A convergência de lutas, que reuniu cerca de 300 mil em mais de 150 pontos de mobilização em cidades como Paris, Toulouse e Marseille, uniu aos trabalhadores o movimento estudantil, que vem resistindo contra a lei ORE, um projeto que altera as regras de seleção nas universidades francesas. Assembleias estudantis lotadas têm sido organizadas e diversas universidades foram ocupadas pelos estudantes, dentre elas, uma das principais universidades da França, a Sorbonne, símbolo das revoltas de 1968. Outra importante universidade, a Universidade Paris 1, se postulou como um centro político importante durante a greve, onde o movimento estudantil centralizou grandes ações de apoio aos trabalhadores e contra a política de Macron de avançar as reformas e instituir uma forma elitista de seleção nas universidades públicas francesas.

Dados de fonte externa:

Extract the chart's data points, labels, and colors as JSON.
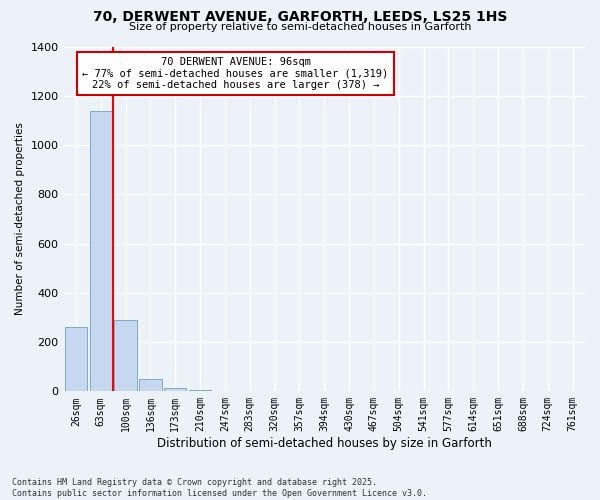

Contra os que lutam, Macron responde com a brutalidade policial e vem atuando para desocupar militarmente as universidades. No último dia 19, depois de uma demonstração violenta por parte da polícia dos inúmeros atos da Greve Geral ao redor da França, a CRS invadiu a ocupação da ‘Comuna Livre de Tolbiac’ (Paris 1) e a desocupou brutalmente. A ação da polícia em Tolbiac prendeu diversos ativistas e enviou 4 estudantes em estado grave para o hospital.
Macron, um júpiter fugaz
O cenário é marcado por uma crise orgânica dos regimes bastante expressa na descrença nos partidos tradicionais, envoltos em corrupção, e em uma polarização política. Macron é fruto disso. As últimas eleições na França foram inéditas. François Fillon (LR) e Benôit Hamon (PS), dos partidos mais tradicionais do país, ficaram de fora do segundo turno que elegeu o “independente centrista” Macron contra a candidata da extrema direita, Marine Le Pen. Esta crise se localiza no interior deste período de interregno, em que o velho está morrendo, mas ainda há falta de alternativas socialistas que consigam dar resposta de conjunto às necessidades da classe trabalhadora, que ainda enfrenta a fragmentação e as dificuldades objetivas e subjetivas da classe.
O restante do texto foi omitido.